The effectiveness in terms of CV prevention of the treatment of OSAH syndrome is based, as for all risk factors, on adherence to therapy (in this case the mean nocturnal CPAP use). A threshold of 5 h/night has to be proposed in this context and it is not easy to obtain systematically. Therefore, it could appear essential to better recognize favorable or deleterious factors in order to optimize observance of CPAP treatment. Moreover, in secondary prevention, it is suggested that “CV” apneic patients would be less observant because they have less symptoms during daytime as was found in the SAVE study. We aimed to determine on a prospective cohort observational study the variable associated with a 5-month good observance in two populations of patients: with a history of CV disease (acute coronary syndrome, atrial fibrillation, stroke) or without such a CV event. We did not find a difference in terms of adherence rate between the two groups at 5 months and 3 years of follow up. The population studied presented two predictors of short-term good observance: older age (over 60 or over 70 years) and high maximum PAP treatment in the auto-CPAP group. Age appears still a factor of good observance at 3 years but diabetes also limits independently such a long-term adherence. Severity of the symptom of sleep related to breathing disorder, history of hypertension, AHI, marital status, educational level and gender do not seem to play a significant role on compliance at 5 months or at 3 years of treatment. Thus, it could be time now to propose a reinforcement of knowledge of OSAH syndrome as well as recognition of the favorable impact of CPAP treatment more particularly in young patients (33). Now, patient education and follow-up via telemedicine is used to improve adherence and could positively (or not) influence the healthcare provider in OASH following (34).

Ethics Statement

All procedures performed in studies involving human participants were in accordance with the ethical standards of the institutional and/or national research committee and with the 1964 Helsinki declaration and its later amendments or comparable ethical standards.

Informed Consent

Informed and written consent was obtained from all individual participants included in the study.

Author Contributions

FR and AN involved in study design and drafting the manuscript. FR, DH, SC, and JB participated at inclusion and data acquisition. FR made statistical analysis. DH, SC, and JB proofreading the manuscript.

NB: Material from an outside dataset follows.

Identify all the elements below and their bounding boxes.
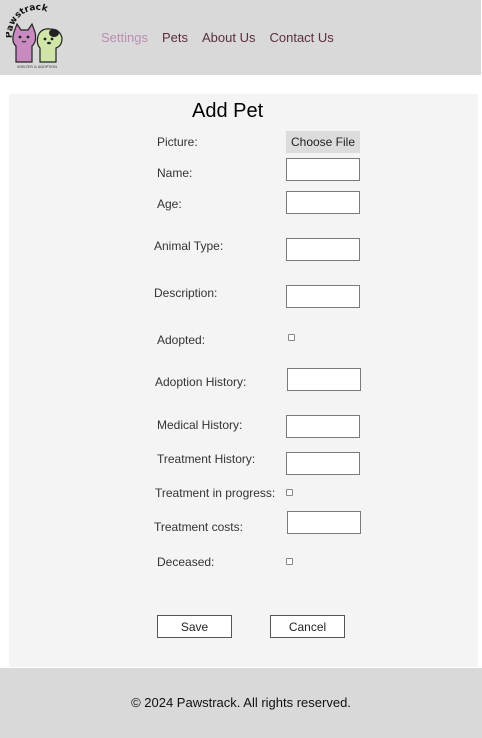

Conflict of Interest Statement

All authors certify that they have no affiliations with or involvement in any organization or entity with any financial interest (such as honoraria; educational grants; participation in speakers' bureaus; membership, employment, consultancies, stock ownership, or other equity interest; and expert testimony or patent-licensing arrangements), or non-financial interest (such as personal or professional relationships, affiliations, knowledge, or beliefs) in the subject matter or materials discussed in this manuscript.